Newsletter — October 12, 2025

October 12th, 2025

The Weekly Perspective

by Burke Shade, Associate Pastor

By now you are sick of all the Halloween unDecorations, since they celebrate death and grossness and witchcraft and demons, albeit sometimes in a funny way, as in all the Minions in my neighbor’s front yard. You can’t help but chuckle—they are cute and they overcome the tragedy of death comically. But the sadness with all the skeletons is that it is a parody of the resurrection, albeit without bodies and flesh. Leave it to Satan to promise resurrection without skin and flesh and warmth and beauty! No thanks; I’ll take the true resurrection in Christ!

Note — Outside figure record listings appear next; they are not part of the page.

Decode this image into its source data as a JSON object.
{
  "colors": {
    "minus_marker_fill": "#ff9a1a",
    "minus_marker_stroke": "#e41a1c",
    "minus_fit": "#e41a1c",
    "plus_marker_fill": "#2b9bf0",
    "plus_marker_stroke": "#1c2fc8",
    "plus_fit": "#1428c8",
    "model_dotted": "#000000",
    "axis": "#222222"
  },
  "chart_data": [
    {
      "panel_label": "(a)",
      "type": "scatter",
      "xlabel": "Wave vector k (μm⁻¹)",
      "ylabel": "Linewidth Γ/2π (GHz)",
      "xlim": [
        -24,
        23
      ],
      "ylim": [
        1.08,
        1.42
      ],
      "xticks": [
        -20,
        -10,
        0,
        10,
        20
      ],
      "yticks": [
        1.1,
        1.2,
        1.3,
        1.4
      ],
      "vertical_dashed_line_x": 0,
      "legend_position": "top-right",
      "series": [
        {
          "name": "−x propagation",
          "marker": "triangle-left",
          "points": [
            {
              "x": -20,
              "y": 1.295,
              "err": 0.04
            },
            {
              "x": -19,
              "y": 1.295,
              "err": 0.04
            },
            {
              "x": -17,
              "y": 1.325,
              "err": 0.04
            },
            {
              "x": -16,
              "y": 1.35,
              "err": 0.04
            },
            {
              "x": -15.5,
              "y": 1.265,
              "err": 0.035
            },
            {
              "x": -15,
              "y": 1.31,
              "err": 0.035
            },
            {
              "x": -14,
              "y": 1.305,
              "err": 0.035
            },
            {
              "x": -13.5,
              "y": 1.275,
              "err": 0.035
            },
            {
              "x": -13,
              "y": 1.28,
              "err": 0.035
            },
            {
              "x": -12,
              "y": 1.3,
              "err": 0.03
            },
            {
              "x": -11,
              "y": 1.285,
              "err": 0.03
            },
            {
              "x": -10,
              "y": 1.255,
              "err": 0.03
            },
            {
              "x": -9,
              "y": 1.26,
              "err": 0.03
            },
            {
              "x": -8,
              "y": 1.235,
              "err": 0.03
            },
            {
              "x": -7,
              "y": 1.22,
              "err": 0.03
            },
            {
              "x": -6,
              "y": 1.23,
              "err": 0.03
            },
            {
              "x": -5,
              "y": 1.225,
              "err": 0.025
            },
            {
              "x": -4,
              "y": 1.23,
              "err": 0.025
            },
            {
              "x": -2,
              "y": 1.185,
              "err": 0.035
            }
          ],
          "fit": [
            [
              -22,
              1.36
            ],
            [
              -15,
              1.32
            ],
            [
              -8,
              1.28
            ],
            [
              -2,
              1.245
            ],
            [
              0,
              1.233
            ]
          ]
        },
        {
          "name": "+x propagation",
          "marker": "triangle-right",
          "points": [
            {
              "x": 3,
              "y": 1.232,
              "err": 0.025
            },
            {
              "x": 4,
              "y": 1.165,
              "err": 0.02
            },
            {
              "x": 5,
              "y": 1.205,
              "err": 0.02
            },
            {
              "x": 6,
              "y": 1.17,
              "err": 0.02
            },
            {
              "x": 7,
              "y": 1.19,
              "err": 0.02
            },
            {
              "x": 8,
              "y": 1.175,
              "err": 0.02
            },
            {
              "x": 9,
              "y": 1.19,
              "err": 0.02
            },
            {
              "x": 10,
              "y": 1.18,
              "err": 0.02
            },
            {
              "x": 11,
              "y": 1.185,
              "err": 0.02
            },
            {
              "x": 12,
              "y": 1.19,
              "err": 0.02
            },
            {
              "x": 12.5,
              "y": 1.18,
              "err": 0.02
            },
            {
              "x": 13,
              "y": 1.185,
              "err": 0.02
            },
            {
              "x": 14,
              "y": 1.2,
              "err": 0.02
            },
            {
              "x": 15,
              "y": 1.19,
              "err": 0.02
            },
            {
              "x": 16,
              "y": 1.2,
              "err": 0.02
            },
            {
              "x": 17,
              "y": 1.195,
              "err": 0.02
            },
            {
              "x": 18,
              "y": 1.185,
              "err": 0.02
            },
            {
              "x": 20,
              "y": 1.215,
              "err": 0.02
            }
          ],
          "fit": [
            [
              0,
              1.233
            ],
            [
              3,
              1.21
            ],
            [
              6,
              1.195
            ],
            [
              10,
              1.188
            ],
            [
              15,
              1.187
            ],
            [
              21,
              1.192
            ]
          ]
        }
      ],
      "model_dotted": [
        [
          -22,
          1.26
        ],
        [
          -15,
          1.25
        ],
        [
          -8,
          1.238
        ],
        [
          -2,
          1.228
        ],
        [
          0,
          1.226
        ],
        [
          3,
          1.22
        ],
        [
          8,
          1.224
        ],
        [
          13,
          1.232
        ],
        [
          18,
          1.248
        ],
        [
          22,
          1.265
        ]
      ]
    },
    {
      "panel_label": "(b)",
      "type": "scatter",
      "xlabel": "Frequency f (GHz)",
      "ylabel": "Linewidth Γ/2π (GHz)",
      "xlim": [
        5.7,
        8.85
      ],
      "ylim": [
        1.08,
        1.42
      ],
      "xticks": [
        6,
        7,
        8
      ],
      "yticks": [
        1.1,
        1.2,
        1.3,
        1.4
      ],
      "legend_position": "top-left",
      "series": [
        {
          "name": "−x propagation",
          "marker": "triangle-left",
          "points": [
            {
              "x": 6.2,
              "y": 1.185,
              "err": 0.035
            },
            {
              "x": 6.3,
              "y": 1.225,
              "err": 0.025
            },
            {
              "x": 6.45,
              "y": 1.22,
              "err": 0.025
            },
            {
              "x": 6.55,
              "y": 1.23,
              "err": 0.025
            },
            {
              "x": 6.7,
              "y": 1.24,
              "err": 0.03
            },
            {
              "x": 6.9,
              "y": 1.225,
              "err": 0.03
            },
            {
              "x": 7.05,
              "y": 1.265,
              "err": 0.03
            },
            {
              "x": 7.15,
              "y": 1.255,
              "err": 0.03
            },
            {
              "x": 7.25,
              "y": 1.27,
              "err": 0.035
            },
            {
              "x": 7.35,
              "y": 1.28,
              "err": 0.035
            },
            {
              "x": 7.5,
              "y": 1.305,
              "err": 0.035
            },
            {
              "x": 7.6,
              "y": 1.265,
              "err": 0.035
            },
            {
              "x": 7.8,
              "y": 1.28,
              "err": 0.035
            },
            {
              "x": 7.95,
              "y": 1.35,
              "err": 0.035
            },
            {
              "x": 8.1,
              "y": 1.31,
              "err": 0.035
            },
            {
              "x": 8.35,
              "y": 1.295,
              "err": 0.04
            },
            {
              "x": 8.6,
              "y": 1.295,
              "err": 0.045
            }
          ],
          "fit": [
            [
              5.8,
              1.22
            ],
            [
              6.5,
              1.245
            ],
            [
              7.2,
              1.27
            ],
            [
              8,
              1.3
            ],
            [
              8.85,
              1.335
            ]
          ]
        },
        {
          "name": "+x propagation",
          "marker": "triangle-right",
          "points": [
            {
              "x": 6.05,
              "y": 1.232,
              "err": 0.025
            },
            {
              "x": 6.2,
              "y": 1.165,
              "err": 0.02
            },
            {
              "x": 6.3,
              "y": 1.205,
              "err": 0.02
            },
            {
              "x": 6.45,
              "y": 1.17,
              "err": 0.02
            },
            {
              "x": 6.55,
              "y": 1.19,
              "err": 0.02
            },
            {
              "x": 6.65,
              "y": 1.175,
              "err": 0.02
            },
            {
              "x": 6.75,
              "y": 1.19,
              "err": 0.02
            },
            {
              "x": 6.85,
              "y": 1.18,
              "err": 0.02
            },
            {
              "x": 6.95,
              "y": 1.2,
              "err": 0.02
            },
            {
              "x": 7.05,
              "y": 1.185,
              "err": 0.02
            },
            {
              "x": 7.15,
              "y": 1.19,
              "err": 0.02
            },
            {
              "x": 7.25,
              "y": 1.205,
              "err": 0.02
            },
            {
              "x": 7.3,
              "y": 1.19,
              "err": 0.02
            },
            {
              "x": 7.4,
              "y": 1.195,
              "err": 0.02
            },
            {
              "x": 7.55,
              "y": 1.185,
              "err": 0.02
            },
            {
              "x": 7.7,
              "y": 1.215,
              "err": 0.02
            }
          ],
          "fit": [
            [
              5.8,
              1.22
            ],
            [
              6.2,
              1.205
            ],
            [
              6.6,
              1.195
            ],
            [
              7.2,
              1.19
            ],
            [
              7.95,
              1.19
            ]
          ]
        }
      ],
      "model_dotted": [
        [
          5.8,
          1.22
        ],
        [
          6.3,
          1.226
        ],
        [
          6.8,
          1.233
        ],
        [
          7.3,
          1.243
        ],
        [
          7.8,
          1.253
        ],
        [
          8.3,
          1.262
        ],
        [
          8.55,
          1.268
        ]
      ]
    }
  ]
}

Which brings us back to some of Eugen Rosenstock-Huessy’s observations. He notes that in observing a national holiday, say the War of Independence, it “celebrates more than survival: Through the holiday the tragic events, the death involved in the events commemorated, are incorporated into communal life, as we look ‘with condescension’ on our conflicts because we have triumphed over them. Holidays are the mortar of society; the fruit of a holiday’s observance is the rebirth of the community.” Why? Because as we view the painful events of the past, we “see the connection of death with birth, of darkness with light, of heaven with earth.”

He further notes that “the fellowship of a normal group…is the answer to our hunger for rhythm. Without holidays, humans are deprived of the necessary rhythm of time, and suffer psychologically.”

So we, first, ought to be at regular weekly worship; that gives us the Lord’s Day rhythm, from which the rest of the week flows. Secondly, let us remember to invite our family, friends, and neighbors not only to church holiday observances, but also to our homes for coffee, drinks, and sweets, just to fellowship around the holidays. What a privilege to exhibit peace and trust in Jesus to our neighbors so joyfully!